Le Facteur Bradford ou Coefficient Bradford est une méthode d’analyse de l’absentéisme des travailleurs. L’accent est mis sur la fréquence des absences plus que sur la durée de celles-ci, puisque la fréquence a un effet perturbateur sur l’organisation de l’entreprise.

Lorsque ce Facteur est élevé (ce qui implique un taux d’absentéisme élevé), l’employeur peut-il se fonder sur celui-ci pour justifier un licenciement sans qu’il soit question de discrimination ?

La réponse est positive selon la Cour du travail de Mons.

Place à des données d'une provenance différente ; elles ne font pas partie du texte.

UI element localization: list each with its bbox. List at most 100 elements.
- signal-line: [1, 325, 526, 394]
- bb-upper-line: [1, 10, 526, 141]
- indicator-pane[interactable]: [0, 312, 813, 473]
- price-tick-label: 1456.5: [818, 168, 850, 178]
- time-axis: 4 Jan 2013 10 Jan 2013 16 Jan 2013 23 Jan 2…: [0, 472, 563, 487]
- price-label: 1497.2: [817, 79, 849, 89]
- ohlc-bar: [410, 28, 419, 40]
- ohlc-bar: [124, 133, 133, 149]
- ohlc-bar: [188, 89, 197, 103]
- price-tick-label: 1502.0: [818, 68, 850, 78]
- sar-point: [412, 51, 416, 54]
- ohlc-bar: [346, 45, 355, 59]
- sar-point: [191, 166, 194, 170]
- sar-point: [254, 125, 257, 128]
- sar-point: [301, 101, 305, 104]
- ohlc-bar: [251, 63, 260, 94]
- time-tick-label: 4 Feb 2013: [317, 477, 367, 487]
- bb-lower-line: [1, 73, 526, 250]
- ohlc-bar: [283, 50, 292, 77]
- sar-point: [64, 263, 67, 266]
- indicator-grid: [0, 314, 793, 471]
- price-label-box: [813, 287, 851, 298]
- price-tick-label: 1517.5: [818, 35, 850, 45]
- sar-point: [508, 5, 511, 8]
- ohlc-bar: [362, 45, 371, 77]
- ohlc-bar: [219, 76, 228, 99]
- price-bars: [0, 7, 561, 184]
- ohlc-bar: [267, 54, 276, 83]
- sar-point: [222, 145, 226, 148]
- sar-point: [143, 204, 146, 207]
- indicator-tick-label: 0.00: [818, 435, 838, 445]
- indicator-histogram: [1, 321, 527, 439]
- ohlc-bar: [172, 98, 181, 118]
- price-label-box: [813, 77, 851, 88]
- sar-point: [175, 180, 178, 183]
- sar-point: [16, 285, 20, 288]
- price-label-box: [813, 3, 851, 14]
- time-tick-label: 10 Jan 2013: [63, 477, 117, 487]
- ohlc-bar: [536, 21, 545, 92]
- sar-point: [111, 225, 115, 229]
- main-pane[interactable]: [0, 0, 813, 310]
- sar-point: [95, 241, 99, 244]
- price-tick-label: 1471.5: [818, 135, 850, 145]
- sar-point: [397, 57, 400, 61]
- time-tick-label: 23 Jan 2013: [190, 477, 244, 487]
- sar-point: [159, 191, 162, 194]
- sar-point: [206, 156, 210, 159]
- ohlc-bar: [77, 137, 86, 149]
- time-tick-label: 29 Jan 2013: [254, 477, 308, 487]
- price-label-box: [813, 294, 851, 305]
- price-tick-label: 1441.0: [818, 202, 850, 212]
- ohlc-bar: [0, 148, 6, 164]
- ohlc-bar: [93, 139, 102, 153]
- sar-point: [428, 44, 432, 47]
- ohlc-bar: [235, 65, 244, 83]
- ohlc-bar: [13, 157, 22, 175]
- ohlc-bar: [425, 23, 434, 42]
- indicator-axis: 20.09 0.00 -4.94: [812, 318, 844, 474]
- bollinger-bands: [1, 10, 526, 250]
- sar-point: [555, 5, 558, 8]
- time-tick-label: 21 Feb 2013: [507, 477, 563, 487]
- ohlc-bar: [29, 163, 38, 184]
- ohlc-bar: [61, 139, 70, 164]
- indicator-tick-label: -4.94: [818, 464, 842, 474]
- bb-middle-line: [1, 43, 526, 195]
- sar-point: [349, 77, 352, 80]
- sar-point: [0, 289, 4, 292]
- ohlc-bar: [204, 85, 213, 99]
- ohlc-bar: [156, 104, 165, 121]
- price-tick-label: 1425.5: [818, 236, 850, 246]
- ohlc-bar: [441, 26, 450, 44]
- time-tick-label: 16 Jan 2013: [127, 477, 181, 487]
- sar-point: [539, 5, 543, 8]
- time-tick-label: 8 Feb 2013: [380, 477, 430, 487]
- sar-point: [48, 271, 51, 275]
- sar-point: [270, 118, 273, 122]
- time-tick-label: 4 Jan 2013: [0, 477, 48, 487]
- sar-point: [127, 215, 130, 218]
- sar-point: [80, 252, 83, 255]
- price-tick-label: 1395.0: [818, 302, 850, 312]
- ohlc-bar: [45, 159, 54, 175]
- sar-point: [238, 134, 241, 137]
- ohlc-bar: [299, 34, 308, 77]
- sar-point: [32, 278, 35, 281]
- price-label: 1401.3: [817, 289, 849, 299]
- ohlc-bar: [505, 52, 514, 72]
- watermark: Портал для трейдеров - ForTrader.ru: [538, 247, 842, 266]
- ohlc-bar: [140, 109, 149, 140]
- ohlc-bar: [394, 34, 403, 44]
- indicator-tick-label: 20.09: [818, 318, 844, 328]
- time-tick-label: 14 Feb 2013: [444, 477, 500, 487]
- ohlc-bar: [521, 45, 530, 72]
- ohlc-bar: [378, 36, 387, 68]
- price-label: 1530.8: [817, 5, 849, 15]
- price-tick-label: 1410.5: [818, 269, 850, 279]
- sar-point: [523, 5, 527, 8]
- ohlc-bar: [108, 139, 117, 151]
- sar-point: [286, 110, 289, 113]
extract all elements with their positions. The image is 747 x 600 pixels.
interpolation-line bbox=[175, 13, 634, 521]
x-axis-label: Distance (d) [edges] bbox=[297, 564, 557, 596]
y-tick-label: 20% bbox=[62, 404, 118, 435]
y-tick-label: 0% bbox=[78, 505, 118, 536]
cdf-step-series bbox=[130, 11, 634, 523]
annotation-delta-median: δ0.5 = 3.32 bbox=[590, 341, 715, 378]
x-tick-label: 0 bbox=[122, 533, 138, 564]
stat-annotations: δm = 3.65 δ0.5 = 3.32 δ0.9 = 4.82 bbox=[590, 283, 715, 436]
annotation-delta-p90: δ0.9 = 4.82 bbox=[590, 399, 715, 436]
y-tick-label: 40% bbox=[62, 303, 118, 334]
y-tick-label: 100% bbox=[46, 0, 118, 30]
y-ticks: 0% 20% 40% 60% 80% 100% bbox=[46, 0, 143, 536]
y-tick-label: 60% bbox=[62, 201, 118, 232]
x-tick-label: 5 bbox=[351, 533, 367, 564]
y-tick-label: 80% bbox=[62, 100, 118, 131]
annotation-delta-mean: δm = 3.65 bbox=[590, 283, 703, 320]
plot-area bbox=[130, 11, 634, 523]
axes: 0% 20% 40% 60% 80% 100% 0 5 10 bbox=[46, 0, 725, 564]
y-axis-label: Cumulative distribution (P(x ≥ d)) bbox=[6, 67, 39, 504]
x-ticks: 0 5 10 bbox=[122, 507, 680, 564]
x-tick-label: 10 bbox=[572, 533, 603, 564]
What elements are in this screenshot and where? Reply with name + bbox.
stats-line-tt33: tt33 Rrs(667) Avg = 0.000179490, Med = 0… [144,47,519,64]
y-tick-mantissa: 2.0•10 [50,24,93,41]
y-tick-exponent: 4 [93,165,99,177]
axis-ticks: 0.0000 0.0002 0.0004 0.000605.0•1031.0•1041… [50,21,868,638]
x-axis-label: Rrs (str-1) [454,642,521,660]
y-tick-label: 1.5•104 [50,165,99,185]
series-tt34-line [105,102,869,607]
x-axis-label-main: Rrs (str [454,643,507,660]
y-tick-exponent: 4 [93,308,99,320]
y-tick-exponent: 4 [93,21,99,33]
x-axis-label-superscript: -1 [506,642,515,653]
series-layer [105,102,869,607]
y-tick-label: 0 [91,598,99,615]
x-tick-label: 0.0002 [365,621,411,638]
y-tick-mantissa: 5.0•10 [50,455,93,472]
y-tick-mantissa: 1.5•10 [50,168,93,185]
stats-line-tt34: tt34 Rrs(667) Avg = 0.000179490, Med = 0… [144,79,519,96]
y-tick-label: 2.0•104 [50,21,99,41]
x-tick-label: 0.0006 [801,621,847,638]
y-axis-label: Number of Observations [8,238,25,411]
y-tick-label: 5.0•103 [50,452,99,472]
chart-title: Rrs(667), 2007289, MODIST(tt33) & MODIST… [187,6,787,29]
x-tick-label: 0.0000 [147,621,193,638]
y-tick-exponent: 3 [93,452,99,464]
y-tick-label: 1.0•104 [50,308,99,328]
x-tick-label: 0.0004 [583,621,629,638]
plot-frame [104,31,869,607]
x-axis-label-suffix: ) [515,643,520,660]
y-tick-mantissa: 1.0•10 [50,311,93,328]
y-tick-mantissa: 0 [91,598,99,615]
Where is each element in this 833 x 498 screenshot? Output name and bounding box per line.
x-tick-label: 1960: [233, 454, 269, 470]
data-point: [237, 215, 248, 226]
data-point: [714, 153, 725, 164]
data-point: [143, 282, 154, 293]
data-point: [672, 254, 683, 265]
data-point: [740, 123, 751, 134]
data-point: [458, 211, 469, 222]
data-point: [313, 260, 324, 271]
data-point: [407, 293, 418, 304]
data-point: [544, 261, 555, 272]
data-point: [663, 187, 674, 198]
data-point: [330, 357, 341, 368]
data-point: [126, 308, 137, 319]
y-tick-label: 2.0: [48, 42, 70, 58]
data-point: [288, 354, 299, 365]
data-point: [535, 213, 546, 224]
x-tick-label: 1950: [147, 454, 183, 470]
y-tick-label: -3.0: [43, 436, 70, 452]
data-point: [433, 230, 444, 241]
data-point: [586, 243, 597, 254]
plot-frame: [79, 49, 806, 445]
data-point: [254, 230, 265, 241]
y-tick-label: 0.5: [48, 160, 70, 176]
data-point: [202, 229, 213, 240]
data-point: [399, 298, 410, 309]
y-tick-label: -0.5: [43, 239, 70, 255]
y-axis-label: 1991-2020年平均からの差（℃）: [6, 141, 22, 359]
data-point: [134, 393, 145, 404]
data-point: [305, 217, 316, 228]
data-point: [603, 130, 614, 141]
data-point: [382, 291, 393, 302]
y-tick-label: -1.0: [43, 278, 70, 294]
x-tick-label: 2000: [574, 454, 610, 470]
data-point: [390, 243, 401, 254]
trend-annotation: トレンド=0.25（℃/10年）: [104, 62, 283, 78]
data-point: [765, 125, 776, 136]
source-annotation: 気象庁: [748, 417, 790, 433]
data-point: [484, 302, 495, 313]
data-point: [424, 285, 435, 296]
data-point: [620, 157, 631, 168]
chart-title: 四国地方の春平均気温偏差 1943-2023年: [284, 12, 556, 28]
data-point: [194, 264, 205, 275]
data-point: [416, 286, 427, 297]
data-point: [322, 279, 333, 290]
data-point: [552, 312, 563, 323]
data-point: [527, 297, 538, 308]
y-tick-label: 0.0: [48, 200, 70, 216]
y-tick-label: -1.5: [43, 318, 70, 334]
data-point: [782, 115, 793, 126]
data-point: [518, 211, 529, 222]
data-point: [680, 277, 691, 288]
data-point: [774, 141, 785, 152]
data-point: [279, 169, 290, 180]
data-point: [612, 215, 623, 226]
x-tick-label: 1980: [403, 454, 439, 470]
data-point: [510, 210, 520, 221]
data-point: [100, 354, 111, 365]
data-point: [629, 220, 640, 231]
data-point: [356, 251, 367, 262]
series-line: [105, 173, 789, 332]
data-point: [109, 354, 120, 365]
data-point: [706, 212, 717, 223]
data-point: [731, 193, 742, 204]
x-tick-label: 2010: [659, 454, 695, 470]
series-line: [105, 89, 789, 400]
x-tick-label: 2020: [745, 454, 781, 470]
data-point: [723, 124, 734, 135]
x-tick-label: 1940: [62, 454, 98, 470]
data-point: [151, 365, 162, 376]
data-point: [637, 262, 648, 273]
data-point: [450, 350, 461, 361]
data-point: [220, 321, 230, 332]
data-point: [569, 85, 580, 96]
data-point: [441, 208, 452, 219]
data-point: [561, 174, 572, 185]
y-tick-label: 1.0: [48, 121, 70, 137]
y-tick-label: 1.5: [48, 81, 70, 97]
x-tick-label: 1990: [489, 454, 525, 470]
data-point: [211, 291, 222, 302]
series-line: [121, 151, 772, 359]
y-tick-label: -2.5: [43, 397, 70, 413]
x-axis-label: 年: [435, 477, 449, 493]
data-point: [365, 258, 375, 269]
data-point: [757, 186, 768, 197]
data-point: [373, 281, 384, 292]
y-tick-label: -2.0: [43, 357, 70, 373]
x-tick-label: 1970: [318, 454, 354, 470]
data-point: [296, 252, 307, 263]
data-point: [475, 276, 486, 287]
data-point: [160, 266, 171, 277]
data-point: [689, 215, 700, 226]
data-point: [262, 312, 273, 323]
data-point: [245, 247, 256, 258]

Dans le cas d’espèce soumis à la Cour, il s’agissait d’opérer dans le cadre d’un licenciement collectif une sélection en se fondant sur le critère d’efficacité des différents travailleurs. Procédant à une analyse des critères de licenciement décidés par les partenaires sociaux, la Cour va estimer qu’il n’y a “aucun comportement générateur d’un abus de droit dans le chef de l’employeur qui effectue une telle sélection en se fondant sur un critère d’efficacité et en choisissant de licencier celui ou celle dont le rendement, indépendamment de toute faute, est incontestablement affecté par des absences répétées du chef de maladie ou d’incapacité, ces absences fussent-elles dûment justifiées par des certificats médicaux“.

La Cour en déduira que le licenciement basé sur un absentéisme élevé, démontré par le Facteur Bradford, n’est pas discriminatoire.